Researchers at the University of Jyväskylä have developed an imaging device for schools and research centres to study microbes. The 3D-printed device ’NIRis’ enables schools to observe and study natural phenomena. Researchers will gain useful and new knowledge about the light-activated bacteria.

Low-Res_NRISs

Source: Project researcher Ole Franz from the University of Jyväskylä.

The 3D-printed device “NIRis” enables schools to observe and study natural phenomena.

The ’Shared Light’ (Jaettu Valo) project at the University of Jyväskylä aims to understand the role of photosynthetic bacteria inside plants and utilizes citizen science.  

“Seven different high-schools across Finland, from Utsjoki to Turku, collected hundreds of plant samples for the researchers who then isolated bacteria from the plants,” reveals project researcher Ole Franz from the University of Jyväskylä. 

High-quality instrument 

In order to facilitate fast detection of the bacteriochlorophyll-containing bacterial colonies of interest, the researchers developed a low-cost imaging device, a ’Near-infrared imaging system’ (NIRis) to analyze bacteria. 

NIRis has two imaging modes resulting in an overlay of all bacteria colonies and selectively identified near-infrared fluorescent colonies. The identified bacteria can then be easily isolated for further studies. The 3D-printed device houses regular flashlights and detects bacterial colonies with a small raspberry pi computer and camera module. 

”The aim was to keep the costs low and make it easy to operate. The low costs – less than thousend euros - and easy operation allowed production of multiple devices so they could be sent to high-schools participating in the project,” says Heikki Häkkänen, the main designer of NIRis from the University of Jyväskylä. 

Practical experience 

NIRis makes it possible to realize new types of multidisciplinary research and teaching at schools and research institutes. Teachers could utilize the device for example in biology, physics, programming, material design or even art education.  

”This is a great opportunity for teachers to link regular courses to relevant academic research and investigate materials collected from nature,” says Kati Heikkilä-Huhta, the coordinating teacher from Oulu Steiner school.  

The project is looking forward to continue developing courses and research projects which utilize this type of devices.  

Phototrophic bacteria 

As of now, the Shared Light research group has used NIRis to isolate more than 1,000 new strains of phototrophic bacteria from a variety of plants in different seasons and locations.   
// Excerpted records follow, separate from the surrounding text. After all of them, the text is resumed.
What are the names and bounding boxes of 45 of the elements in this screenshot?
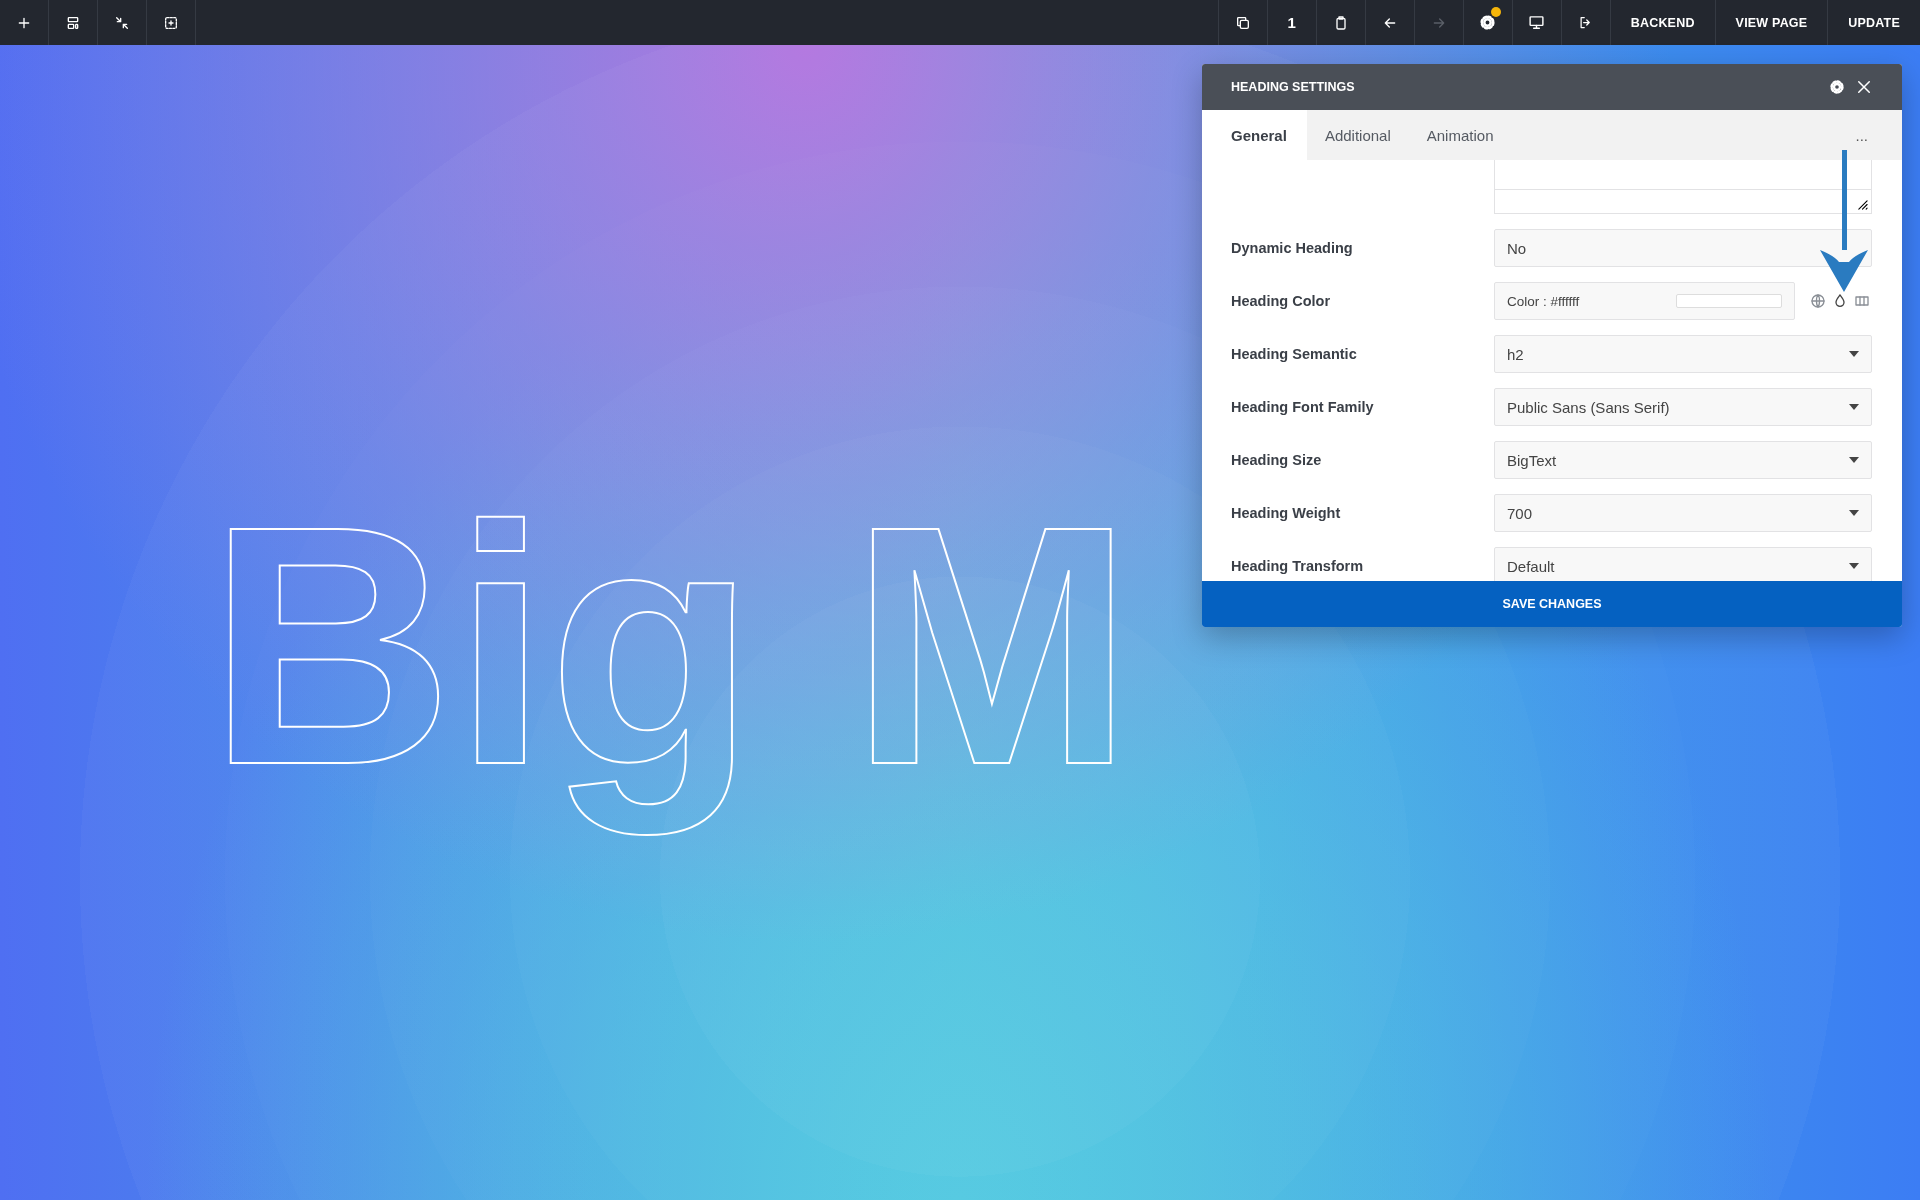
text-area-field[interactable]	[1494, 160, 1872, 214]
more-button[interactable]: ...	[1849, 110, 1874, 160]
tab[interactable]: General	[1202, 110, 1307, 160]
field-label: Heading Weight	[1231, 505, 1342, 521]
monitor-icon	[1528, 14, 1546, 31]
field-label: Dynamic Heading	[1231, 240, 1354, 256]
tab[interactable]: Additional	[1306, 110, 1409, 160]
copy-icon	[1234, 14, 1251, 31]
caret-icon	[1849, 457, 1859, 463]
resize-grip-icon	[1857, 199, 1868, 210]
input-field[interactable]: No	[1494, 229, 1872, 267]
toolbar-text-button[interactable]: VIEW PAGE	[1714, 0, 1828, 45]
dropdown[interactable]: Public Sans (Sans Serif)	[1494, 388, 1872, 426]
dialog-title: HEADING SETTINGS	[1231, 80, 1356, 94]
field-label: Heading Size	[1231, 452, 1323, 468]
caret-icon	[1849, 351, 1859, 357]
caret-icon	[1849, 563, 1859, 569]
field-label: Heading Font Family	[1231, 399, 1375, 415]
page-count-button[interactable]: 1	[1266, 0, 1316, 45]
field-label: Heading Color	[1231, 293, 1332, 309]
color-field[interactable]: Color : #ffffff	[1494, 282, 1795, 320]
toolbar-text-button[interactable]: UPDATE	[1827, 0, 1920, 45]
notification-badge	[1490, 7, 1501, 17]
settings-icon	[1829, 79, 1845, 95]
layout-icon	[65, 14, 81, 31]
outlined-heading: Big M	[208, 454, 1134, 838]
save-button[interactable]: SAVE CHANGES	[1202, 581, 1902, 627]
collapse-arrows-icon	[114, 14, 130, 31]
dropdown[interactable]: Default	[1494, 547, 1872, 581]
caret-icon	[1849, 404, 1859, 410]
dropdown[interactable]: BigText	[1494, 441, 1872, 479]
tab[interactable]: Animation	[1408, 110, 1512, 160]
dropdown[interactable]: h2	[1494, 335, 1872, 373]
field-label: Heading Transform	[1231, 558, 1365, 574]
dropdown[interactable]: 700	[1494, 494, 1872, 532]
toolbar-text-button[interactable]: BACKEND	[1609, 0, 1715, 45]
drop-icon	[1832, 293, 1848, 309]
dashed-plus-icon	[163, 14, 179, 31]
settings-icon	[1479, 14, 1497, 31]
close-icon	[1855, 78, 1873, 96]
columns-icon	[1854, 293, 1870, 309]
caret-icon	[1849, 510, 1859, 516]
close-button[interactable]	[1855, 78, 1873, 96]
globe-icon	[1810, 293, 1826, 309]
field-label: Heading Semantic	[1231, 346, 1358, 362]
”The easy detection allowed sampling of large collections and accelerated our research considerably. This is especially exciting as the prevalence of this type of bacteria in and on plants has been very little studied, especially with cultivation-based approaches,” explains Riitta Nissinen, University lecturer from University of Turku.

Low-Res_Bakteria

Source: Project researcher Ole Franz from the University of Jyväskylä.

Prints of lingonberry leaves on growth medium reveal the diversity of associated bacteria. The fluorescence image on the right, taken with NIRis, shows only the phototrophic bacteria colonies in purple.

”As a phenomenon this is highly interesting if one thinks that inside (photosynthetic) plants exist bacteria which also perform bacterial photosynthesis. Here, they do not produce sugars, but only chemical energy utilizing light energy,” continues professor in nanosciences Janne Ihalainen from University of Jyväskylä. 

The description of NIRis was published in the  journal PLOS One. The Shared Light project is funded by the KONE foundation.